Open sheaffej opened 4 years ago
tharun208
commented
3 years ago @asubiotto, I like to work on this, before starting the implementation, can we change it to lower-case while storing it in the state or throw a validation error when the capital letter is entered.
asubiotto
commented
3 years ago Good question. Intuitively, I think we should throw a validation error, but cc @aaron-crl who might have a more informed opinion of this.
aaron-crl
commented
3 years ago This is a correctness bug for auth too; if we don't accept upper-case characters in usernames in the database we should not accept and use them in the UI.
I'd be opposed to silently normalizing too as this may result in user surprise when using a password manager where they've stored the uppercase username and it works on one interface but not another.
On an aside it sounds like some but not all of our UI code is normalizing usernames before they are sent to the database. We should review these endpoints to ensure they are properly sanitizing input.
Possibly related: https://github.com/cockroachdb/cockroach/pull/55398
cc @knz @bdarnell
knz
commented
3 years ago To start, I don't think this is a project we're willing to farm out to contributors outside of our team. It needs to touch multiple areas across the product and also align with our (internal) CockroachCloud authentication strategy.
Now to the specific issue, in the description at top:
Admin UI should convert the username specified during login into lower-case, matching the username expected by the database.
This behavior would be incorrect. If the username inside the database contains capitals, then it would become impossible for that user to log in into the UI.
What we need here is twofold:
In general I am not keen to looking at this issue in isolation. There should be a wider discussion.
bdarnell
commented
3 years ago Last time this came up, I thought we decided that usernames should be case-insensitive (possibly for compatibility with postgres), and that all entry points should be normalizing to lowercase (see the MakeSQLUsernameFromUserInput function). The CREATE USER statement already does this; I'm not sure if it's possible to create a user with a non-lowercase name unless you modify the system.users table manually.
knz
commented
3 years ago Ok so I think the "next action" here is to normalize the input in the login form in the UI, so that the UI does not retain a username that's not normalized for subsequent lookups in views.
How does this sound?
@dhartunian can you help us triage this?
mgoddard
commented
3 years ago My experience just now seems related to this issue, around case sensitivity (or insensitivity) for objects in the DB. When I run CREATE ROLE IF NOT EXISTS "rw-role-94e1ffe8-d4e3-46a3-8968-0c034537b6a9-Nm9bM"; I get a role that looks like this: root@localhost:5432/defaultdb> show roles; username | options | member_of -----------------------------------------------------+---------+------------ admin | | {} root | | {admin} rw-role-94e1ffe8-d4e3-46a3-8968-0c034537b6a9-nm9bm | NOLOGIN | {} (3 rows)
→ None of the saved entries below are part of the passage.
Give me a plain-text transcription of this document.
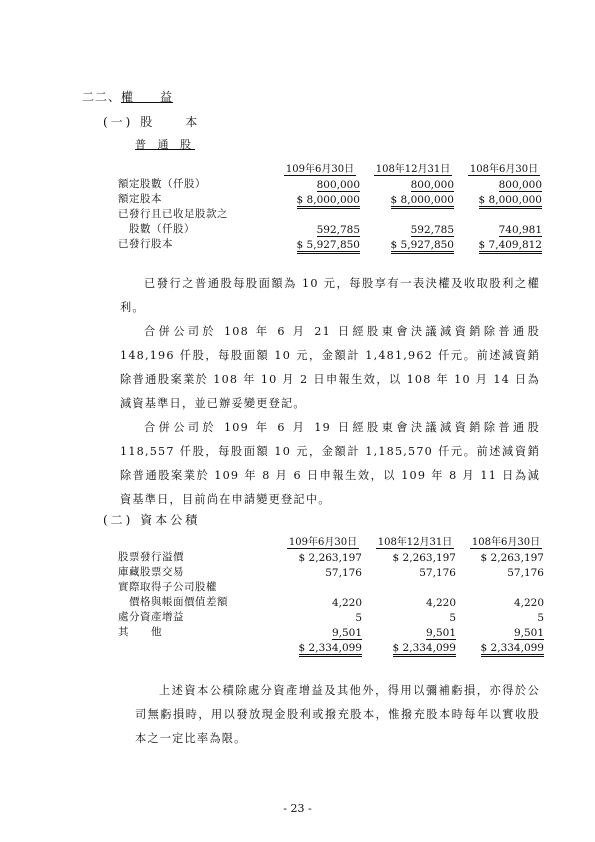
二二、權　　益
(一) 股　　本
普 通 股
	109年6月30日	108年12月31日	108年6月30日
額定股數（仟股）	800,000	800,000	800,000
額定股本	$ 8,000,000	$ 8,000,000	$ 8,000,000
已發行且已收足股款之			
　股數（仟股）	592,785	592,785	740,981
已發行股本	$ 5,927,850	$ 5,927,850	$ 7,409,812
已發行之普通股每股面額為 10 元，每股享有一表決權及收取股利之權利。
合併公司於 108 年 6 月 21 日經股東會決議減資銷除普通股 148,196 仟股，每股面額 10 元，金額計 1,481,962 仟元。前述減資銷除普通股案業於 108 年 10 月 2 日申報生效，以 108 年 10 月 14 日為減資基準日，並已辦妥變更登記。
合併公司於 109 年 6 月 19 日經股東會決議減資銷除普通股 118,557 仟股，每股面額 10 元，金額計 1,185,570 仟元。前述減資銷除普通股案業於 109 年 8 月 6 日申報生效，以 109 年 8 月 11 日為減資基準日，目前尚在申請變更登記中。
(二) 資本公積
	109年6月30日	108年12月31日	108年6月30日
股票發行溢價	$ 2,263,197	$ 2,263,197	$ 2,263,197
庫藏股票交易	57,176	57,176	57,176
實際取得子公司股權			
　價格與帳面價值差額	4,220	4,220	4,220
處分資產增益	5	5	5
其　　他	9,501	9,501	9,501
	$ 2,334,099	$ 2,334,099	$ 2,334,099
上述資本公積除處分資產增益及其他外，得用以彌補虧損，亦得於公司無虧損時，用以發放現金股利或撥充股本，惟撥充股本時每年以實收股本之一定比率為限。
- 23 -
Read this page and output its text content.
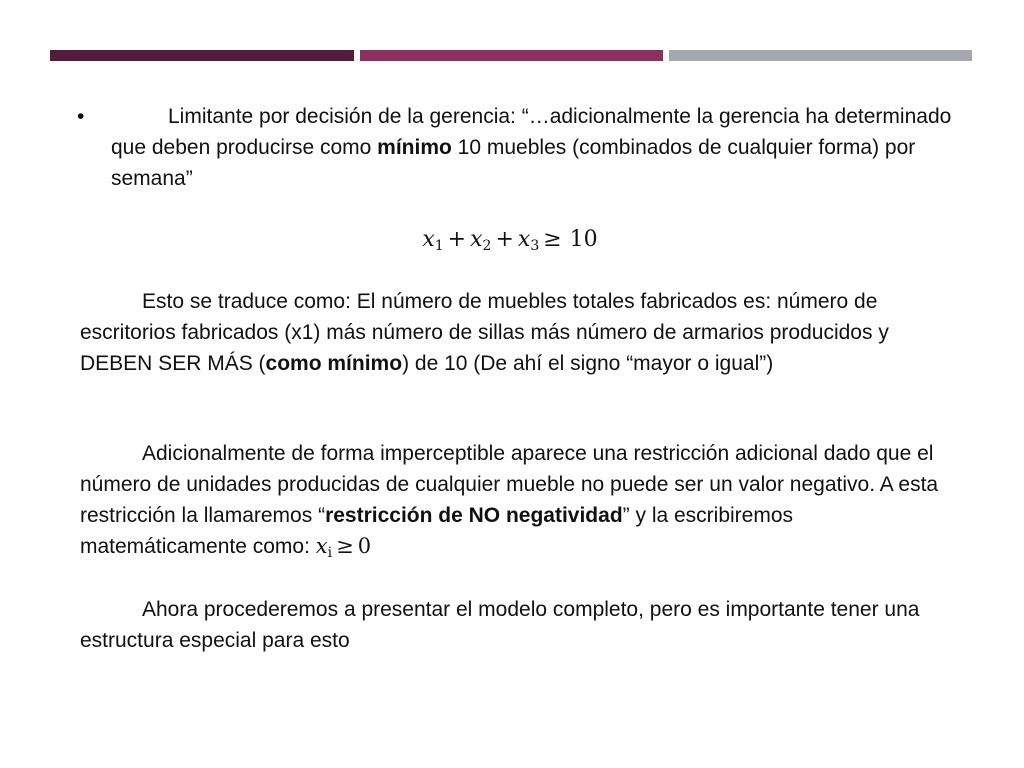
•	Limitante por decisión de la gerencia: “…adicionalmente la gerencia ha determinado que deben producirse como mínimo 10 muebles (combinados de cualquier forma) por semana”
$x_1 + x_2 + x_3 \ge 10$
Esto se traduce como: El número de muebles totales fabricados es: número de escritorios fabricados (x1) más número de sillas más número de armarios producidos y DEBEN SER MÁS (como mínimo) de 10 (De ahí el signo “mayor o igual”)
Adicionalmente de forma imperceptible aparece una restricción adicional dado que el número de unidades producidas de cualquier mueble no puede ser un valor negativo. A esta restricción la llamaremos “restricción de NO negatividad” y la escribiremos matemáticamente como: $x_i \ge 0$
Ahora procederemos a presentar el modelo completo, pero es importante tener una estructura especial para esto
Later, when I attempt to run this, it fails since this role doesn't exist (in this context, the uppercase characters are preserved): ALTER TABLE public.user_mapping OWNER TO "rw-role-94e1ffe8-d4e3-46a3-8968-0c034537b6a9-Nm9bM";
Is there any way to get around this apart from lower-casing any of these role names?
knz
commented
3 years ago this is a different issue. Let's file it separately.
knz
commented
3 years ago @mgoddard can you double check this? I just ran the following without error:
CREATE ROLE IF NOT EXISTS "rw-role-94e1ffe8-d4e3-46a3-8968-0c034537b6a9-Nm9bM";
grant create on database defaultdb to "rw-role-94e1ffe8-d4e3-46a3-8968-0c034537b6a9-Nm9bM";
create table user_mapping(x int);
ALTER TABLE public.user_mapping OWNER TO "rw-role-94e1ffe8-d4e3-46a3-8968-0c034537b6a9-Nm9bM";$ cockroach sql --certs-dir ../certs --host=localhost:5432
#
# Welcome to the CockroachDB SQL shell.
# All statements must be terminated by a semicolon.
# To exit, type: \q.
#
# Server version: CockroachDB CCL v21.1.11 (x86_64-unknown-linux-gnu, built 2021/10/18 14:39:35, go1.15.14) (same version as client)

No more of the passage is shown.